George had been constant. Even after their mum had lost the ability to recognize him, he’d come to visit twice a week, making the long train ride from Oxford to London without fail. Diana had paid as much as they could toward Mum’s care and brought meals by on occasion. They had tried.
But they hadn’t been forced to live with the daily struggles. They had their own families.
“If I let you, you’ll drift away from us, Pen. I don’t want that. I don’t want to end up like the other families I’ve seen break apart after their parents die. Sure we would probably see each other this Christmas, but you would make up an excuse to miss Easter and then time would do the rest. I know the burden you carried. I know you carried it alone. You have every right to hate us. We didn’t do everything we could have. I should have moved back.”
And given up his work? Should Diana have left her children at home to stay with their mother? Should she have put that pressure on her marriage? Penny knew how hard it was for a relationship to survive that kind of burden. When she really looked at it, she’d driven Peter away because she wouldn’t make time for him. First there had been her father’s long battle with cancer and then her mother’s dementia. She’d made choices. Perhaps they’d been the right ones, but they’d led to her engagement dying a slow, pitiful death.
“It doesn’t matter now, George. I don’t blame you. You did what you could.”
“It does matter. Damn it, I don’t want you to end up a bitter old woman. It’s the last thing Mum would want.”
Penny stopped cold and turned back to her brother. His suit was plastered to his lanky body, his normally perfect hair bedraggled. There was no mistaking the fire in his eyes.
She felt a spark of her own. “I’m thirty-two. I’m hardly old.”
But she felt every single one of those days.

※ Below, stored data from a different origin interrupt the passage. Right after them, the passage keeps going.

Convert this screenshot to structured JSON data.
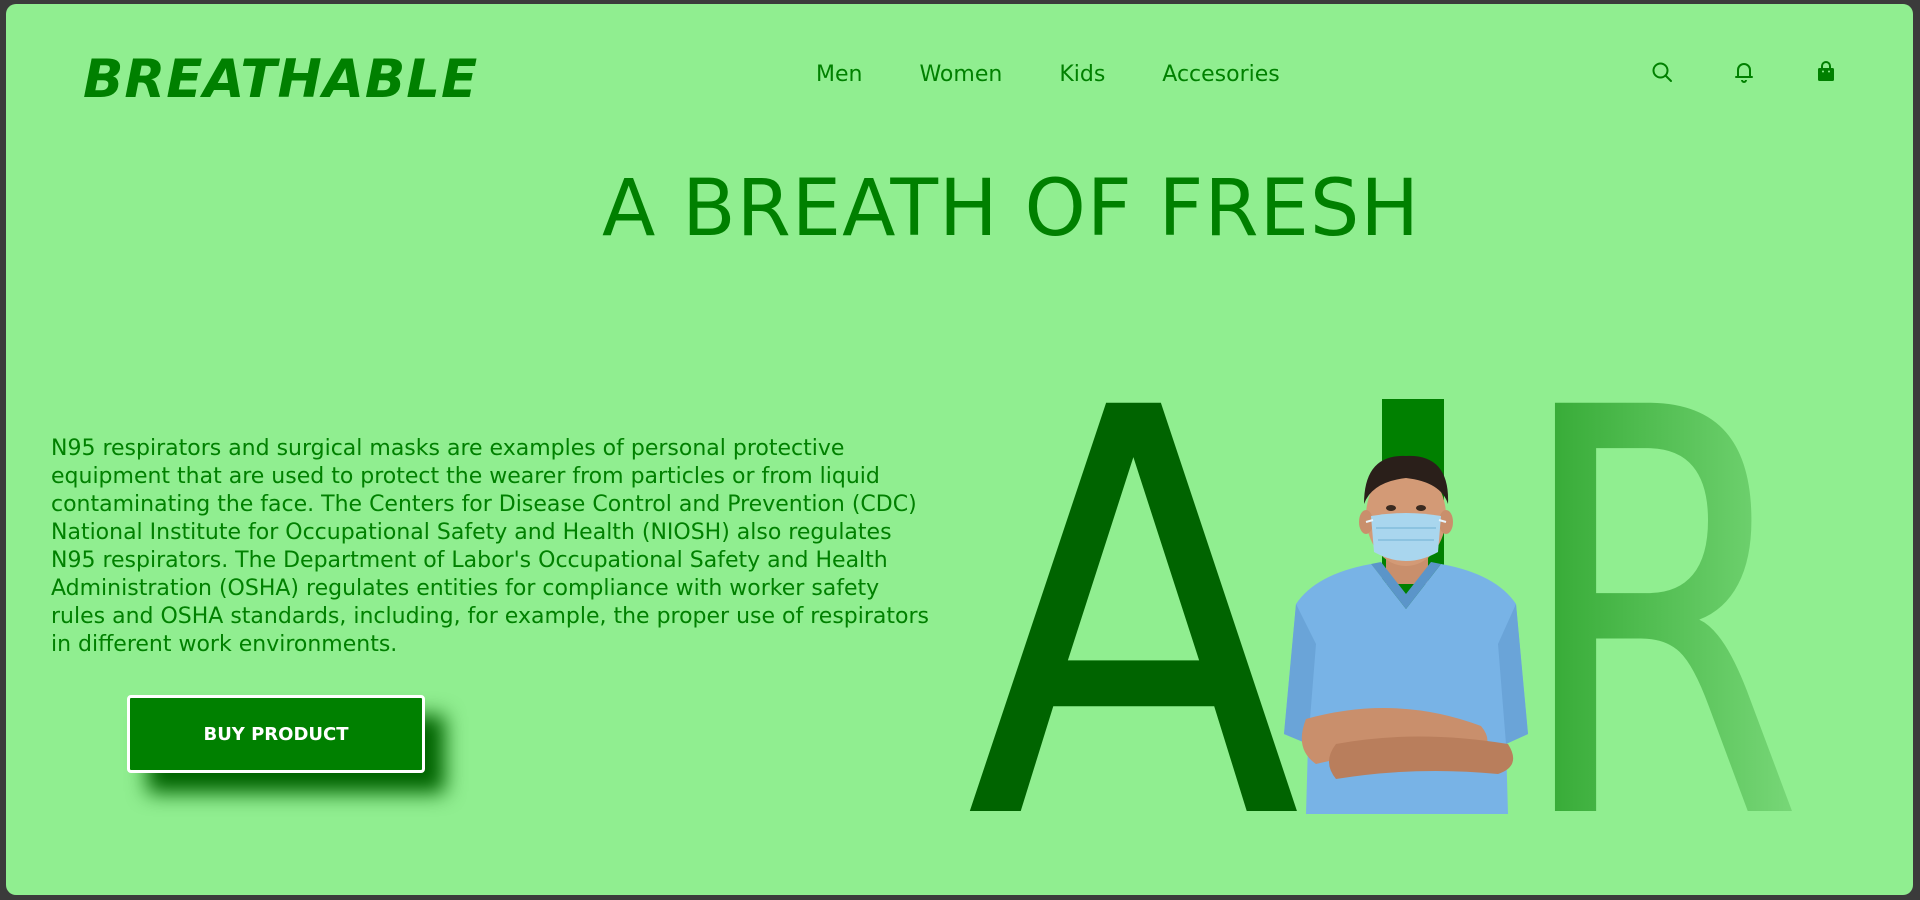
{
  "header": {
    "brand": "BREATHABLE",
    "nav": [
      "Men",
      "Women",
      "Kids",
      "Accesories"
    ],
    "icons": [
      "search-icon",
      "bell-icon",
      "shopping-bag-icon"
    ]
  },
  "hero": {
    "headline": "A BREATH OF FRESH",
    "description": "N95 respirators and surgical masks are examples of personal protective equipment that are used to protect the wearer from particles or from liquid contaminating the face. The Centers for Disease Control and Prevention (CDC) National Institute for Occupational Safety and Health (NIOSH) also regulates N95 respirators. The Department of Labor's Occupational Safety and Health Administration (OSHA) regulates entities for compliance with worker safety rules and OSHA standards, including, for example, the proper use of respirators in different work environments.",
    "button": "BUY PRODUCT",
    "big_word": {
      "letter_a": "A",
      "letter_i": "I",
      "letter_r": "R"
    }
  },
  "colors": {
    "background": "#90ee90",
    "accent": "#008000",
    "accent_dark": "#006400",
    "frame": "#3b3b3b"
  }
}
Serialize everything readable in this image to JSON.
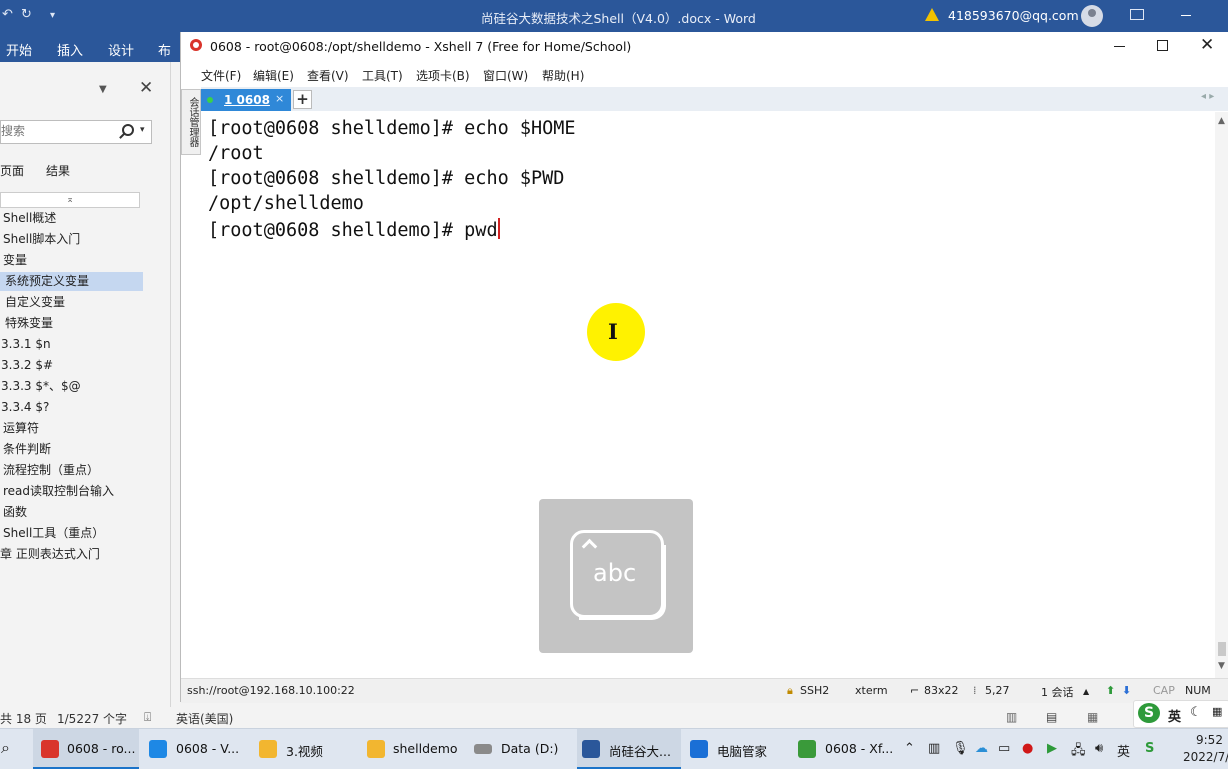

“You don’t date. When Diana and I offered to watch Mum so you could go out, you always turned us down. You don’t go out with friends. God, I don’t even know if you have friends. I’m worried because I don’t think Mum dying is going to change anything for you. I think you’ll just go on the same way. I think it’s gotten easy for you to be alone. I think it’s gotten easier for you to be angry than it is for you to forgive us. We weren’t as good as you, Pen. If it had been left up to me and Diana, she would have gone to a nursing home a long time ago.”
They had argued it was the best place for her, but Penny couldn’t send her mum to one of those places that reeked of urine and death and utter despair.
God, the last few months, it had been how her own home smelled.
Dying was a horrible business. Even when the death wasn’t her own.
“Come out to dinner with us. Just you and me and Diana. We’ll tell everyone else to take a hike. Just the three of us.”
“I want to go home.” She just wanted to be alone. She wanted to shut the door of her house and…what? Mourn? Wallow in self-pity? Eat ice cream and pretend like she wasn’t turning in to exactly what George was afraid of?
She’d stopped smiling. She used to bake cakes for her fellow employees and go to lunch with the “girls,” as she called them. She used to laugh and let them tease her about her crush on Damon.
It had all gotten to be too much. Even she could break.
Could she put herself back together? She’d made the choice to put her life on hold to take care of her parents. Could she find the girl she’d been?
George stared at her, his arms open. She could be mad at him or she could choose another path.
A sudden memory hit her. Her younger brother slugging an upperclassman at their school because he’d called Penny ugly. Diana had been there, holding her hand and promising her that everything would be all right. George had taken a black eye and Diana had taught her everything she knew about makeup.